Ключарь Роман, маленький, заплывший жиром евнух с неприятными глазами, строго оглядывал собравшихся. Увидев меня, он побренчал ключами. К нему тотчас склонился служитель.

– Проводи спафария в камору святого Феодора, – сказал евнух, указывая на меня пальцем.

Служитель поцеловал руку ключаря и подошел ко мне. Вместе с ним мы вошли в лабиринт зал и церквей. В Илиаке и в Хризотриклине, изящнейшей зале с такими же аркадами, как в церкви святого Сергия и Вакха, стояли чины синклита в ожидании базилевса. Мелькнули прекрасные окна. Засияли огромные глаза Спасителя, скорбные от грехов мира. На возвышенном месте увидел три золотых трона, а под куполом, из которого лился утренний радостный свет, – золотой круглый стол. Служитель поднял завесу, и я очутился в каморе. На обитых красным бархатом скамьях сидели сановники, которым полагалось по церемониалу встречать здесь базилевса. Среди них я увидел знакомое лицо: магистр Леонтий Хризокефал улыбался мне и кивал головой. Он еще не потерял надежды выдать за меня последнюю из своих многочисленных некрасивых дочерей.

Так мы сидели, едва осмеливаясь обменяться словом. Где-то в глубине дворцовых зал уже началось торжественное шествие. Иногда до нас долетали приветственные кулики. Базилевс, облаченный в пурпурный скарамангий, накинув на плечи серебряный плащ-сагий, со свечой в руке, окруженный протекторами, шествовал из залы в залу.

– Говорят, опять не спал всю ночь, писал… – шепнул мне магистр Леонтий.

Я сочувственно покачал головой.

– А братец охотится в Месемврии… Вот уж именно, побрякушка и крест из одного дерева…

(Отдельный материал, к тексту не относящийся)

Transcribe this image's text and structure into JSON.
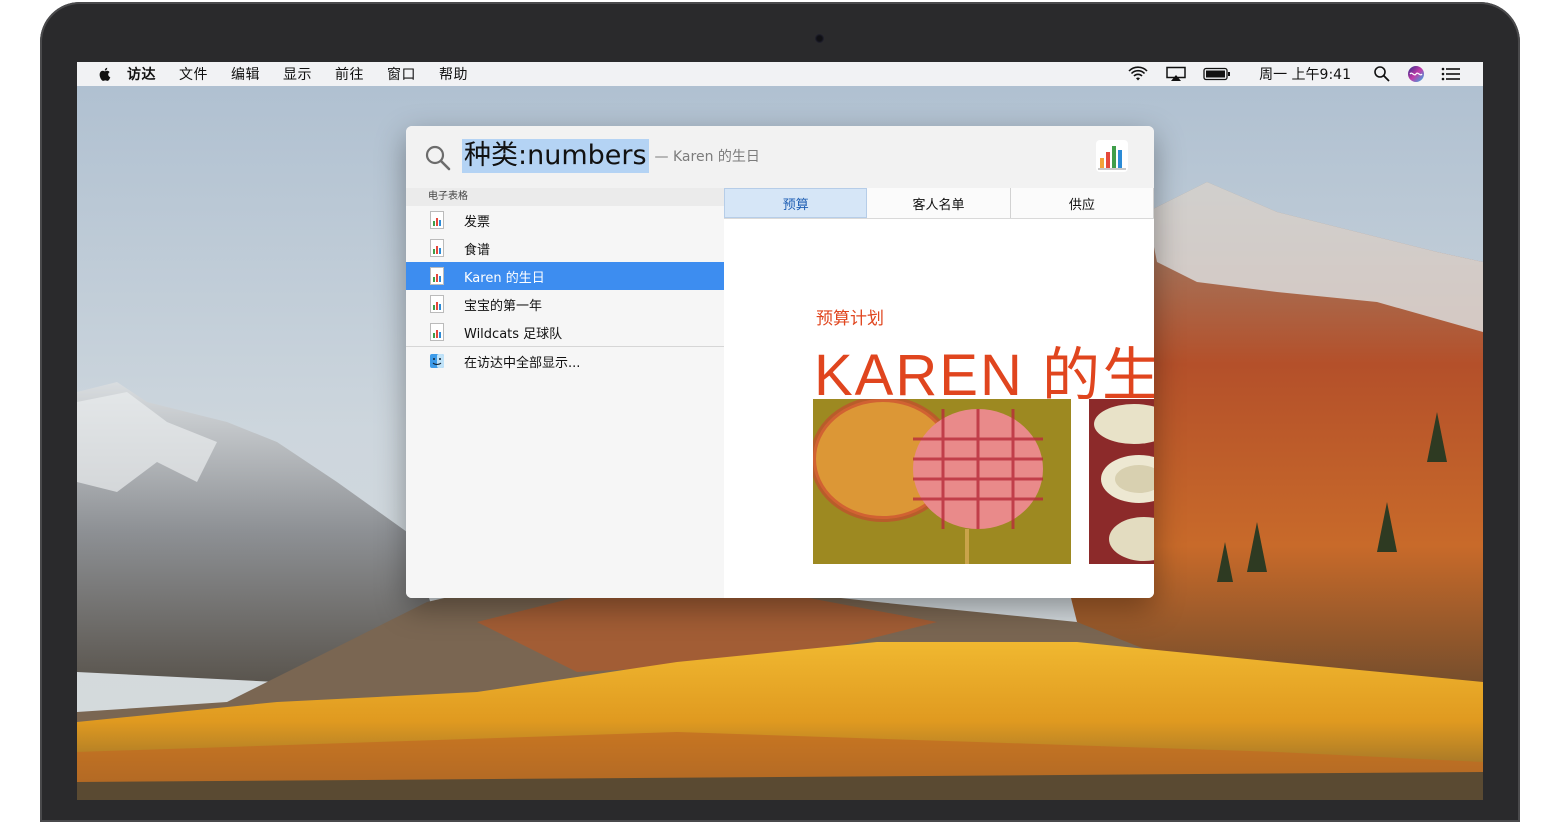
{
  "menubar": {
    "apple_icon": "apple-logo-icon",
    "items": [
      "访达",
      "文件",
      "编辑",
      "显示",
      "前往",
      "窗口",
      "帮助"
    ],
    "status_icons": [
      "wifi-icon",
      "airplay-icon",
      "battery-icon",
      "spotlight-search-icon",
      "siri-icon",
      "notification-center-icon"
    ],
    "clock": "周一 上午9:41"
  },
  "spotlight": {
    "query": "种类:numbers",
    "completion": "— Karen 的生日",
    "app_icon": "numbers-app-icon",
    "section_header": "电子表格",
    "results": [
      {
        "label": "发票",
        "icon": "numbers-document-icon",
        "selected": false
      },
      {
        "label": "食谱",
        "icon": "numbers-document-icon",
        "selected": false
      },
      {
        "label": "Karen 的生日",
        "icon": "numbers-document-icon",
        "selected": true
      },
      {
        "label": "宝宝的第一年",
        "icon": "numbers-document-icon",
        "selected": false
      },
      {
        "label": "Wildcats 足球队",
        "icon": "numbers-document-icon",
        "selected": false
      }
    ],
    "show_all": {
      "label": "在访达中全部显示...",
      "icon": "finder-icon"
    }
  },
  "preview": {
    "tabs": [
      {
        "label": "预算",
        "active": true
      },
      {
        "label": "客人名单",
        "active": false
      },
      {
        "label": "供应",
        "active": false
      }
    ],
    "subtitle": "预算计划",
    "title": "KAREN 的生",
    "accent_color": "#e0451e",
    "selection_color": "#3d8df0"
  }
}
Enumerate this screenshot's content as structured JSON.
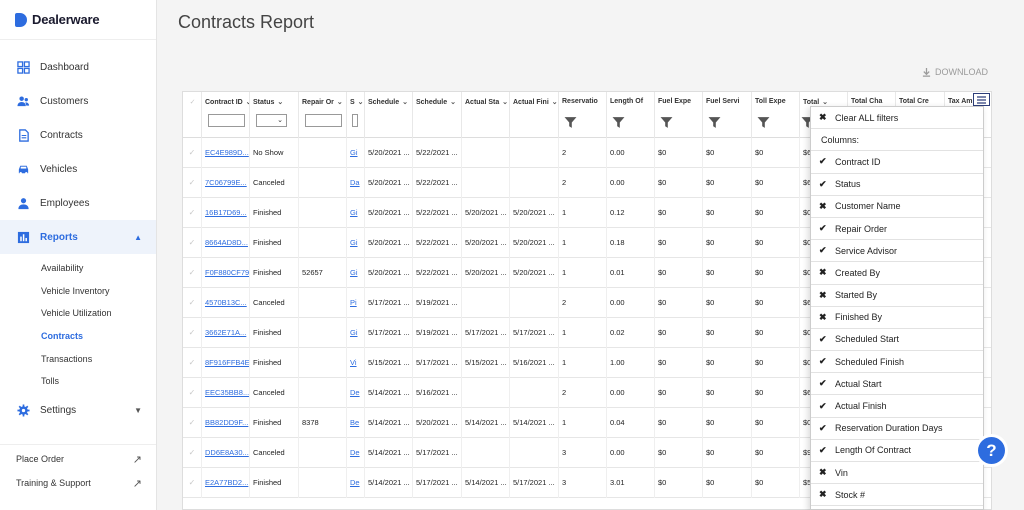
{
  "brand": "Dealerware",
  "nav": [
    {
      "label": "Dashboard",
      "icon": "dashboard-icon"
    },
    {
      "label": "Customers",
      "icon": "customers-icon"
    },
    {
      "label": "Contracts",
      "icon": "contracts-icon"
    },
    {
      "label": "Vehicles",
      "icon": "car-icon"
    },
    {
      "label": "Employees",
      "icon": "employee-icon"
    },
    {
      "label": "Reports",
      "icon": "reports-icon",
      "active": true,
      "caret": "▲"
    }
  ],
  "report_subnav": [
    "Availability",
    "Vehicle Inventory",
    "Vehicle Utilization",
    "Contracts",
    "Transactions",
    "Tolls"
  ],
  "settings": {
    "label": "Settings",
    "caret": "▼"
  },
  "bottom_links": [
    {
      "label": "Place Order",
      "icon": "external-link-icon"
    },
    {
      "label": "Training & Support",
      "icon": "external-link-icon"
    }
  ],
  "page_title": "Contracts Report",
  "download_label": "DOWNLOAD",
  "columns": [
    {
      "label": "Contract ID",
      "short": "Contract ID"
    },
    {
      "label": "Status",
      "short": "Status"
    },
    {
      "label": "Repair Order",
      "short": "Repair Or"
    },
    {
      "label": "Service Advisor",
      "short": "S"
    },
    {
      "label": "Scheduled Start",
      "short": "Schedule"
    },
    {
      "label": "Scheduled Finish",
      "short": "Schedule"
    },
    {
      "label": "Actual Start",
      "short": "Actual Sta"
    },
    {
      "label": "Actual Finish",
      "short": "Actual Fini"
    },
    {
      "label": "Reservation Duration Days",
      "short": "Reservatio"
    },
    {
      "label": "Length Of Contract",
      "short": "Length Of"
    },
    {
      "label": "Fuel Expense",
      "short": "Fuel Expe"
    },
    {
      "label": "Fuel Service",
      "short": "Fuel Servi"
    },
    {
      "label": "Toll Expense",
      "short": "Toll Expe"
    },
    {
      "label": "Total",
      "short": "Total"
    },
    {
      "label": "Total Charge",
      "short": "Total Cha"
    },
    {
      "label": "Total Credit",
      "short": "Total Cre"
    },
    {
      "label": "Tax Amount",
      "short": "Tax Am"
    }
  ],
  "rows": [
    [
      "EC4E989D...",
      "No Show",
      "",
      "Gi",
      "5/20/2021 ...",
      "5/22/2021 ...",
      "",
      "",
      "2",
      "0.00",
      "$0",
      "$0",
      "$0",
      "$6"
    ],
    [
      "7C06799E...",
      "Canceled",
      "",
      "Da",
      "5/20/2021 ...",
      "5/22/2021 ...",
      "",
      "",
      "2",
      "0.00",
      "$0",
      "$0",
      "$0",
      "$6"
    ],
    [
      "16B17D69...",
      "Finished",
      "",
      "Gi",
      "5/20/2021 ...",
      "5/22/2021 ...",
      "5/20/2021 ...",
      "5/20/2021 ...",
      "1",
      "0.12",
      "$0",
      "$0",
      "$0",
      "$0"
    ],
    [
      "8664AD8D...",
      "Finished",
      "",
      "Gi",
      "5/20/2021 ...",
      "5/22/2021 ...",
      "5/20/2021 ...",
      "5/20/2021 ...",
      "1",
      "0.18",
      "$0",
      "$0",
      "$0",
      "$0"
    ],
    [
      "F0F880CF79",
      "Finished",
      "52657",
      "Gi",
      "5/20/2021 ...",
      "5/22/2021 ...",
      "5/20/2021 ...",
      "5/20/2021 ...",
      "1",
      "0.01",
      "$0",
      "$0",
      "$0",
      "$0"
    ],
    [
      "4570B13C...",
      "Canceled",
      "",
      "Pi",
      "5/17/2021 ...",
      "5/19/2021 ...",
      "",
      "",
      "2",
      "0.00",
      "$0",
      "$0",
      "$0",
      "$6"
    ],
    [
      "3662E71A...",
      "Finished",
      "",
      "Gi",
      "5/17/2021 ...",
      "5/19/2021 ...",
      "5/17/2021 ...",
      "5/17/2021 ...",
      "1",
      "0.02",
      "$0",
      "$0",
      "$0",
      "$0"
    ],
    [
      "8F916FFB4E",
      "Finished",
      "",
      "Vi",
      "5/15/2021 ...",
      "5/17/2021 ...",
      "5/15/2021 ...",
      "5/16/2021 ...",
      "1",
      "1.00",
      "$0",
      "$0",
      "$0",
      "$0"
    ],
    [
      "EEC35BB8...",
      "Canceled",
      "",
      "De",
      "5/14/2021 ...",
      "5/16/2021 ...",
      "",
      "",
      "2",
      "0.00",
      "$0",
      "$0",
      "$0",
      "$6"
    ],
    [
      "BB82DD9F...",
      "Finished",
      "8378",
      "Be",
      "5/14/2021 ...",
      "5/20/2021 ...",
      "5/14/2021 ...",
      "5/14/2021 ...",
      "1",
      "0.04",
      "$0",
      "$0",
      "$0",
      "$0"
    ],
    [
      "DD6E8A30...",
      "Canceled",
      "",
      "De",
      "5/14/2021 ...",
      "5/17/2021 ...",
      "",
      "",
      "3",
      "0.00",
      "$0",
      "$0",
      "$0",
      "$9"
    ],
    [
      "E2A77BD2...",
      "Finished",
      "",
      "De",
      "5/14/2021 ...",
      "5/17/2021 ...",
      "5/14/2021 ...",
      "5/17/2021 ...",
      "3",
      "3.01",
      "$0",
      "$0",
      "$0",
      "$5"
    ]
  ],
  "column_menu": {
    "clear_all": "Clear ALL filters",
    "columns_label": "Columns:",
    "items": [
      {
        "label": "Contract ID",
        "on": true
      },
      {
        "label": "Status",
        "on": true
      },
      {
        "label": "Customer Name",
        "on": false
      },
      {
        "label": "Repair Order",
        "on": true
      },
      {
        "label": "Service Advisor",
        "on": true
      },
      {
        "label": "Created By",
        "on": false
      },
      {
        "label": "Started By",
        "on": false
      },
      {
        "label": "Finished By",
        "on": false
      },
      {
        "label": "Scheduled Start",
        "on": true
      },
      {
        "label": "Scheduled Finish",
        "on": true
      },
      {
        "label": "Actual Start",
        "on": true
      },
      {
        "label": "Actual Finish",
        "on": true
      },
      {
        "label": "Reservation Duration Days",
        "on": true
      },
      {
        "label": "Length Of Contract",
        "on": true
      },
      {
        "label": "Vin",
        "on": false
      },
      {
        "label": "Stock #",
        "on": false
      }
    ],
    "check_mark": "✔",
    "cross_mark": "✖"
  },
  "help_label": "?",
  "colors": {
    "accent": "#2d6cdf",
    "link": "#2d6cdf"
  }
}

Вошел логофет и рукой пригласил нас соблюдать тишину. Приветственные клики приближались, росли. Мне стало трудно дышать. По лицам других я мог судить, что и они разделяют мои переживания. Вдруг служитель отпахнул тяжелую завесу. Бронзовые кольца со скрежетом скользнули по металлу. В арке появился автократор ромеев Василий. Мы пали ниц.

Я часто имел возможность встречать базилевса во внутренних покоях, получал от него приказания, видел, как он вкушал пищу, подставлял виночерпию чашу. Сколько раз я переписывал его письма, в которых говорилось о самых житейских вещах! Сколько раз я слышал, как переваривалась у него в желудке пища, как рыгал он, поев рыбы! Но теперь я лежал на прохладном мраморном полу, едва дыша от волнения. Мне казалось, что какая-то тайна совершается в это мгновение над нами, лежащими во прахе.

«Встаньте», – услышал я знакомый голос.

Мы встали. Ключарь, обернув краем красной хламиды руку, поднял ее, как дьякон поднимает перед царскими вратами орарь при чтении великой ектении, и возгласил пискливым голоском:

– Веститоры!

Роман был смешон в своей красной хламиде, с огромным скиандием на голове, маленький, большеротый, тучный. Веститоры приблизились, держа в руках небесной голубизны дивитиссий, расшитый золотыми орлами. Веститоров было четверо, в плащах, откинутых за плечи, чтобы одежда не мешала движениям. Руки у них заметно дрожали.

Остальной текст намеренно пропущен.